Bill Aims for Disclosure by Private Equity

Senate Legislation Would Require Firms to Register With SEC, Release Details on Investors

The nation's private-equity firms could be forced to register with the Securities and Exchange Commission, while also divulging the value of their funds and names of all investors, in a new Senate bill titled "The Hedge Fund Transparency Act."

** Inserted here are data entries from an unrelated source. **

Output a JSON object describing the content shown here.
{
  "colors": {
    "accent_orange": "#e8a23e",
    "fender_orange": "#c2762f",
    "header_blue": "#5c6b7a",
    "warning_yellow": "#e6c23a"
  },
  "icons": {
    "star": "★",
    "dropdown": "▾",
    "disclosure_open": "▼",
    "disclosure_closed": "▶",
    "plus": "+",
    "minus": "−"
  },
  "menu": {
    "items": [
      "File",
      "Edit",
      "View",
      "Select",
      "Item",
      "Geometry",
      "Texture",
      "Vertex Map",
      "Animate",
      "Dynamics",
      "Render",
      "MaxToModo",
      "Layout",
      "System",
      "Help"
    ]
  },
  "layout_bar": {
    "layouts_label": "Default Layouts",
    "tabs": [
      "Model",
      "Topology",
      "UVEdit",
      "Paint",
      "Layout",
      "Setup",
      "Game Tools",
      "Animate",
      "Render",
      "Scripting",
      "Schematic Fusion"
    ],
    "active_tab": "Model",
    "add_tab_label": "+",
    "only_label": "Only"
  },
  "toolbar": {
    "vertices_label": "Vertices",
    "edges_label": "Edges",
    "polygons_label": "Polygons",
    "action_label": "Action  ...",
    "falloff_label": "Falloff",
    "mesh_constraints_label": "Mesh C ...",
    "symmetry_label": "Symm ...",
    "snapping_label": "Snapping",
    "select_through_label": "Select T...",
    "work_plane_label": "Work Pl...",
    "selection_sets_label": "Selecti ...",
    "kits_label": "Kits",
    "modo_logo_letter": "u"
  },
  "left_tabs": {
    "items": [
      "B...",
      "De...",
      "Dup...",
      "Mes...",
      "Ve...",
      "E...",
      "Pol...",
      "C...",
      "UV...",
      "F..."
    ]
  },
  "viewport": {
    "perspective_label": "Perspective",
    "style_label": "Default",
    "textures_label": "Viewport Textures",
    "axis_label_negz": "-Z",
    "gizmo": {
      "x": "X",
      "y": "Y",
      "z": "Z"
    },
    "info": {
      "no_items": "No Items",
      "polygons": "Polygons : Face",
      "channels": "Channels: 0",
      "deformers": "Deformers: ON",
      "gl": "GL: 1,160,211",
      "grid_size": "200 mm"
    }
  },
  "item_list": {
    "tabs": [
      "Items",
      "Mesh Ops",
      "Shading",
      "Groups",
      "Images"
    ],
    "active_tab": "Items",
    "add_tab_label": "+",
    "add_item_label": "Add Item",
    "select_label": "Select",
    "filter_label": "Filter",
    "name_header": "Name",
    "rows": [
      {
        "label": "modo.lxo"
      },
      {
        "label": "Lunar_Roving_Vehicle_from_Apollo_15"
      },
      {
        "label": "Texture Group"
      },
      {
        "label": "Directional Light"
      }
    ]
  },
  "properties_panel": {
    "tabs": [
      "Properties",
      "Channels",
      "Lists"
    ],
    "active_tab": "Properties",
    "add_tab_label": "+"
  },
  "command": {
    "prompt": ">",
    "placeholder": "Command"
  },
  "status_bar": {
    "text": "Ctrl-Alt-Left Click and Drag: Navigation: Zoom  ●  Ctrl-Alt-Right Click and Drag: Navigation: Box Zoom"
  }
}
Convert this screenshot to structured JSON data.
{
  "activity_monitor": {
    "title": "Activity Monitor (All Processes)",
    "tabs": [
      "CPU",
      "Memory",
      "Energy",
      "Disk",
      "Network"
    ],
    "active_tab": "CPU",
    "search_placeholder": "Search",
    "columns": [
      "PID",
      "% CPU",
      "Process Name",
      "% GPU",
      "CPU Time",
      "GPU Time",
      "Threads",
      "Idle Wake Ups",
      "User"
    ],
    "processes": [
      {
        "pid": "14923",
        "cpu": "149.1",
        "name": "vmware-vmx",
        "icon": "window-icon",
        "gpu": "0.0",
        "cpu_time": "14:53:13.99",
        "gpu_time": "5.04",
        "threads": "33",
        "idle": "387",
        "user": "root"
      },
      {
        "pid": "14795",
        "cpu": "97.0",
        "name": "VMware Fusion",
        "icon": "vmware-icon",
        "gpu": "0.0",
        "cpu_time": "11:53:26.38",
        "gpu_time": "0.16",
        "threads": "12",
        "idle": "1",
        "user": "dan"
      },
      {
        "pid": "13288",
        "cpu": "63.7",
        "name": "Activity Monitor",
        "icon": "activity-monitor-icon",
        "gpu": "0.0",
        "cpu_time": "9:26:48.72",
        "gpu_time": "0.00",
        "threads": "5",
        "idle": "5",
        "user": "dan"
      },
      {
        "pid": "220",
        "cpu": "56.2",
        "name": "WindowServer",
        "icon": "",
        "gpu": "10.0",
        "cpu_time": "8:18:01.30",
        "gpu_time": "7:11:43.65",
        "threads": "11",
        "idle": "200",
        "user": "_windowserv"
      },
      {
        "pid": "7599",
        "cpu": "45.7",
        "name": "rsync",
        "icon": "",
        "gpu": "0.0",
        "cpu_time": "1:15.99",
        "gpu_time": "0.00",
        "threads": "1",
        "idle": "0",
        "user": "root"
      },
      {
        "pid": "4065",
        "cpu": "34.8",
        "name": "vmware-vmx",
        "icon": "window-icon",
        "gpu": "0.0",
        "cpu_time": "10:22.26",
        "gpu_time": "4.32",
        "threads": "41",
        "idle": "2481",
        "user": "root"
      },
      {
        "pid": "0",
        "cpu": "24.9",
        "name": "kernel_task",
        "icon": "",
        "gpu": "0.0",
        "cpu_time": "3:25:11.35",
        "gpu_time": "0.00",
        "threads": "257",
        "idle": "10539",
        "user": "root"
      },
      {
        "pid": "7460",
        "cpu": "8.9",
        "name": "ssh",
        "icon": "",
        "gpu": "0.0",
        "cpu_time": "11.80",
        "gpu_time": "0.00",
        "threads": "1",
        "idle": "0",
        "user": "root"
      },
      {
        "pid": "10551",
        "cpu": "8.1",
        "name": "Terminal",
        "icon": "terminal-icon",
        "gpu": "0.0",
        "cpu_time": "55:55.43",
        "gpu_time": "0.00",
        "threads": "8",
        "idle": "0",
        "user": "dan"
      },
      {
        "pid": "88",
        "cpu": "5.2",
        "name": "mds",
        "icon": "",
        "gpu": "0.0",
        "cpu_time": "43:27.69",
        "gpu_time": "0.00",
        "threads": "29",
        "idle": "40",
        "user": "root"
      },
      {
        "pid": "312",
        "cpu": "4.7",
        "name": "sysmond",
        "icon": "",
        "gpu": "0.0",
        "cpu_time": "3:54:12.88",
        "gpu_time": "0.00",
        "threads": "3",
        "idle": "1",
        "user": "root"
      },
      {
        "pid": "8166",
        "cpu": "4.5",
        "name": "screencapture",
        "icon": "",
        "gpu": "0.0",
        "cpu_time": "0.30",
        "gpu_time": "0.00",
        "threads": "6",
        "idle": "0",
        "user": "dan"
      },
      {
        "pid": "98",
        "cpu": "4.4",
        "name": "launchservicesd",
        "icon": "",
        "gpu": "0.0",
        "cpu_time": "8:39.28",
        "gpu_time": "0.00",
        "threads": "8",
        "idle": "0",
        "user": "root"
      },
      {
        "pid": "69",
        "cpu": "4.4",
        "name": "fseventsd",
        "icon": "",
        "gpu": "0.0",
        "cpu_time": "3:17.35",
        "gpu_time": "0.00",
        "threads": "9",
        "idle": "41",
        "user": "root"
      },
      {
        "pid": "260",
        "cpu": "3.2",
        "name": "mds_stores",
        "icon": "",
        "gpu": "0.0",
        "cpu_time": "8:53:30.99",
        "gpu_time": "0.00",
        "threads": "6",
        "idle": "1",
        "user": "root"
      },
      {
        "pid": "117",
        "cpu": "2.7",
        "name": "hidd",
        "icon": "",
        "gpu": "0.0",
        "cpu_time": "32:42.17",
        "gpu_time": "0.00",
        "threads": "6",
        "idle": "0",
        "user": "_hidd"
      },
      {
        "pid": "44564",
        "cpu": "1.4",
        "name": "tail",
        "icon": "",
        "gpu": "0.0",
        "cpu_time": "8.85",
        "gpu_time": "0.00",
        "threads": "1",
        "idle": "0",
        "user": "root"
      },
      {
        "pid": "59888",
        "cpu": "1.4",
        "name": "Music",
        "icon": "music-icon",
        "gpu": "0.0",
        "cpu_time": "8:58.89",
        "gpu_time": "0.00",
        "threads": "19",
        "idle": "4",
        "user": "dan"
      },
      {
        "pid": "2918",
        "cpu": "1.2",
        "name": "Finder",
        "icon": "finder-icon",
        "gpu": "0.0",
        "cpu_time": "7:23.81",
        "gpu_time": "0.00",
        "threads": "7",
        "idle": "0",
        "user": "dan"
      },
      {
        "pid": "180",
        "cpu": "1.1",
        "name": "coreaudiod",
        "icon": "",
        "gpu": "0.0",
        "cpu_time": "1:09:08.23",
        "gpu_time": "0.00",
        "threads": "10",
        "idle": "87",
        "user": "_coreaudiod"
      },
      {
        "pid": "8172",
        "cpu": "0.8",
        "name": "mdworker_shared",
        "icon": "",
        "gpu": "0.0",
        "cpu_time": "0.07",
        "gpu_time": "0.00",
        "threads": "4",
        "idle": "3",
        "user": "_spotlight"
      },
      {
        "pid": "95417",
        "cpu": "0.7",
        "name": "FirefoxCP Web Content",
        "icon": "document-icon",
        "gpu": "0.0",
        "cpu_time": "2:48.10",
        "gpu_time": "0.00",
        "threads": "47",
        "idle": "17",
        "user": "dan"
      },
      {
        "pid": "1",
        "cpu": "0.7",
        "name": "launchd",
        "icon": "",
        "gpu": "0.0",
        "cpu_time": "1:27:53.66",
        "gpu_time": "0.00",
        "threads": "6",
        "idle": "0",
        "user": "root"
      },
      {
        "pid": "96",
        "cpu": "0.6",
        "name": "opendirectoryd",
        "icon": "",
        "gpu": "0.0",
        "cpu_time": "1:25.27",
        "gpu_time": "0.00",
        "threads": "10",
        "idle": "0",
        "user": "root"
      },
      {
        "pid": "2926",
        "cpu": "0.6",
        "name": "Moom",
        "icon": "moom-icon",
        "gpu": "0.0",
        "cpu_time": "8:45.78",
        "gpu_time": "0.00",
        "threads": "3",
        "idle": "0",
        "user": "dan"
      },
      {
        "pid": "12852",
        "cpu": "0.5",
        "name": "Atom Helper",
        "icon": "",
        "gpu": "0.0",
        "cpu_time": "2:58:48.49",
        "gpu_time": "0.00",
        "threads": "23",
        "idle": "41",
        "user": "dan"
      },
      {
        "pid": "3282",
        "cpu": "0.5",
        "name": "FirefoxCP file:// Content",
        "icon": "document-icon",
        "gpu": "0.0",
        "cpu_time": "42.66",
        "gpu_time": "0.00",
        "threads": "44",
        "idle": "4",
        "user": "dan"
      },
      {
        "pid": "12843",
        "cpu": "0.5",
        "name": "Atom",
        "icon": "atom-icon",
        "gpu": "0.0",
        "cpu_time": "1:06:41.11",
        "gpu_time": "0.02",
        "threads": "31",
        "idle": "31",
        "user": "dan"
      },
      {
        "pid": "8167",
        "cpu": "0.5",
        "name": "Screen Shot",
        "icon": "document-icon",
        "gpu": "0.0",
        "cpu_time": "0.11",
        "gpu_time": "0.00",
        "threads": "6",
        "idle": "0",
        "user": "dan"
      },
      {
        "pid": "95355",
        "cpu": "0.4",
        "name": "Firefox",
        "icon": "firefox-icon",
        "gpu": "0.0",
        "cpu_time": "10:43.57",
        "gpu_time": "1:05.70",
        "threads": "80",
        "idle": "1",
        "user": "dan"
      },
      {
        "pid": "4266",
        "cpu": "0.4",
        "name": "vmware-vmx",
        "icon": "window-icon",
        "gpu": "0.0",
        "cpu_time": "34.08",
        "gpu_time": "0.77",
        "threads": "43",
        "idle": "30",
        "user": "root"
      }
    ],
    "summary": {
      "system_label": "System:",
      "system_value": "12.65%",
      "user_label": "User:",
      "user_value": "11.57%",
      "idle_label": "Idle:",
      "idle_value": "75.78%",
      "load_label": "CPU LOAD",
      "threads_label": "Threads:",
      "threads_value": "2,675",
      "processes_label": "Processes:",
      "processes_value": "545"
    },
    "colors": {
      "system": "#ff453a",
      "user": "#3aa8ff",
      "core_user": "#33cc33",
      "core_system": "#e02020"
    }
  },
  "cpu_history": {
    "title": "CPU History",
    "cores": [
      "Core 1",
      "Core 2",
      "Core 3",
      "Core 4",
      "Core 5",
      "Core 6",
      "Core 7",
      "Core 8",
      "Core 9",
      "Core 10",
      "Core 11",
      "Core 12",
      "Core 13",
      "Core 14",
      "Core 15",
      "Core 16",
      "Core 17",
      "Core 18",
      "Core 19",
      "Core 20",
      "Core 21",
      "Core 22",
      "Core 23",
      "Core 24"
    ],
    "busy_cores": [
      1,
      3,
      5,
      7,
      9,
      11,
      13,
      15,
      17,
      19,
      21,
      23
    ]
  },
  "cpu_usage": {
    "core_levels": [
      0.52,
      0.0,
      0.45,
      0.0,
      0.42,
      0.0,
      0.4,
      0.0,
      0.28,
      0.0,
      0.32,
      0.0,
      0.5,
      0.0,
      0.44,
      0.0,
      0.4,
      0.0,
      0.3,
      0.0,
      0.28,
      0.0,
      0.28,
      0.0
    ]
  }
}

Introduced late last week by Michigan Democrat Sen. Carl Levin and Iowa Republican Sen. Charles Grassley, the bill has attracted the most attention from hedge funds. Lost in the debate has been the fact that private-equity firms, which buy and sell corporations using borrowed money, also would be covered under its provisions.

If Private Goes Public

A bill introduced by Sens. Grassley and Levin would increase oversight of private-equity funds. The proposed legislation would require a fund:

  • To register with the SEC
  • To list the names and addresses of the fund's investors
  • To publish the current value of the assets of the fund

Such transparency has been a bugaboo for buyout firms, which have for years run their businesses outside the public eye.

Several buyout executives say the tone of the Obama administration and a Democratic-controlled Congress suggests private-equity funds and their executives will be ready regulatory targets.

Until now, both the SEC and the Treasury Department have avoided oversight of private-equity funds. Instead, they have sought disclosures from funds in which investors can withdraw money within two years. That excluded virtually all private-equity funds, which lock up investor money for a decade or more.

The Levin-Grassley bill applies to any private fund that has at least $50 million under management, a dollar figure that encompasses virtually every private-equity firm.

The industry has been bracing itself for increased regulation. In recent years private-equity firms raised their profile in Washington, D.C., by hiring Beltway insiders and forming their own trade group. The Private Equity Council, which has 13 of the largest buyout shops as its members, has spent $5.8 million on lobbying since its inception in March 2007 through the end of 2008.

As Congress and the administration craft new regulations, said Douglas Lowenstein, president of the Private Equity Council, "it's important to remember that private-equity investments can play an important role in rebuilding the economy -- and that they did not create the cascading losses that triggered the financial crisis in the first place."

Another issue that could re-emerge on Capitol Hill is the "carried interest" tax, several private-equity executives say. Congress has in the past proposed legislation that would require hedge-fund and private-equity personnel to pay ordinary income-tax rates of as much as 35% on "carried interest" -- a cut of profits they receive -- instead of the 15% long-term capital-gains rate they currently pay.

Ironically, the industry's increased scrutiny comes at a time when private-equity profits have evaporated. After a credit-boom buying binge in which private-equity-owned companies issued more than $1 trillion in debt to fund leveraged buyouts, today many of those companies are choking on all that debt.

In a recent study the Boston Consulting Group found that of 328 private-equity portfolio companies, roughly 60% of their debt was trading levels considered "distressed," or significantly below face value. BCG concluded almost 50% of these companies could default during the next three years, leading to increased bankruptcy filings and layoffs.

This potential shakeout has raised concerns outside Capitol Hill. On Tuesday, to coincide with a meeting of private-equity industry leaders in Berlin, labor leaders around the world held a coordinated press conference demanding increased regulation and greater transparency.

"The LBO binge is over and we're confronted with a very significant hangover," said Philip Jennings, general secretary of Geneva-based UNI Global Union. "We're concerned with the impact that financial engineering in private equity will have on workers."